Zhang Zhaozhong, a rear admiral of China’s People’s Liberation Army Navy and a professor at the PLA National Defense University, wrote about the McCain crash in an Aug. 22 post on Weibo (China’s equivalent of Twitter). With 8 million followers on his Weibo, Zhang has been described as the “No. 1 military commentator of China,” and he frequently posts bombastic comments belittling the U.S. military.
“What goes around, comes around,” says Zhang’s Weibo post, referring to the frequent freedom of navigation operations conducted by the U.S. Navy in the contested waters. “The USS John S. McCain has been making a lot of trouble in the South China Sea.”
Zhang brags that he had previously made a policy recommendation to convert the outdated PLAN Type 051 destroyers and use them to ram U.S. Navy ships conducting operations in the South China Sea.

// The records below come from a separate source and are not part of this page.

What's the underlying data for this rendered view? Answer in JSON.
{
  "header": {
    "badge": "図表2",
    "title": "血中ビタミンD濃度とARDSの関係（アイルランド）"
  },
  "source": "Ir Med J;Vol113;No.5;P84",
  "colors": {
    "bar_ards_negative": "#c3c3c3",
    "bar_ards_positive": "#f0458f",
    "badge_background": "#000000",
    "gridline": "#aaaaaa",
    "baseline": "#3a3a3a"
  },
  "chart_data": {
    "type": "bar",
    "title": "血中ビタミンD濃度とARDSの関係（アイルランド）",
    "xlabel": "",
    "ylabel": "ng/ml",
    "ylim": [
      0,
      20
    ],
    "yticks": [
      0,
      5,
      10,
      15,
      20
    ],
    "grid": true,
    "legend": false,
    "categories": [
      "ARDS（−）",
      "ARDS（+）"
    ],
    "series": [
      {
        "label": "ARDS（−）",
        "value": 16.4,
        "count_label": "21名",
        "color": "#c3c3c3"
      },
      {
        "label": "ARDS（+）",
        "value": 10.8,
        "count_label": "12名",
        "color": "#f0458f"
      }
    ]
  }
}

In reference to the USS John S. McCain’s and USS Fitzgerald’s collisions with merchant vessels, Zhang says that the expensive U.S. warships have proved to be nothing more than “pretty decorations” and “paper tigers.”
Earlier on Monday Beijing’s English-language state-run newspaper Global Times also published an unsigned editorial saying that there is widespread “applause” among Chinese netizens who are openly celebrating the accident. “This reflects the sentiment of Chinese society,” says the editorial of the Beijing mouthpiece. Unlike Zhang however, the Global Times editorial nevertheless stresses that the missing and injured U.S. sailors “deserve sympathy.”
While there is no opinion polling to indicate whether Chinese society at large feels the same way, Zhang’s Weibo post seems to provide evidence of hyper-nationalist commentators in China who would openly celebrate any tragedy involving the U.S. military or the United States at large.
The report also points out that Zhang’s hyper-nationalist and often bombastic comments have been prominently featured by China’s state media for more than two decades, which goes to show that the Chinese regime has consciously tolerated and even supported his extreme views to various extents.